Last week, a Lithuanian man pled guilty to wire fraud, aggravated identity theft and three counts of money laundering charges after admitting he stole $99 million from Facebook and $23 million from Google between 2013 and 2015.
Evaldas Rimasauskas, the man who plead guilty to the charges, had an incredibly brazen plan to steal from the two corporations: just ask for it.
It wasn’t as simple as just calling the companies and asking for a cool multi-million dollars, but it was pretty close.
Rimasauskas sent Google and Facebook multiple invoices for items neither company had purchased in the first place.
The invoices were sent along with contracts and letters that Rimasauskas had forged to make it appear like they had been signed and ratified by agents from each company.
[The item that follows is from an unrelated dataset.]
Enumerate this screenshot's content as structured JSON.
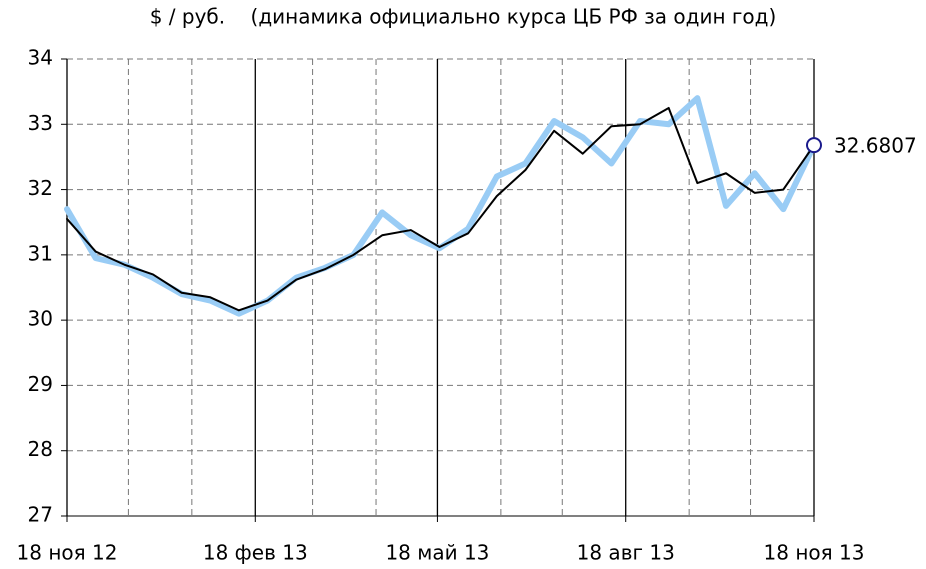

He even forged emails to make them appear like they had come from Facebook or Google executives.
Rimasauskas registered a company in Latvia with the same name as Taiwanese hardware manufacturer Quanta Computer to take the wire deposits from the companies banks.
It seems no one at either company checked to see if these invoices were real or not, which meant Rimasauskas managed to make roughly $122 million dollars in total.
The scammer will be sentenced later this Summer on July 29, and faces up to 30 years in prison, but the crazy part is he hasn’t even given all of the money back yet.
Rimasauskas agreed to fork over $50 million dollars of his haul, but the other $73 million is still unaccounted for, possibly in Cyprus, Lithuania, Hungary, Slovakia, and Latvia, according to boingboing.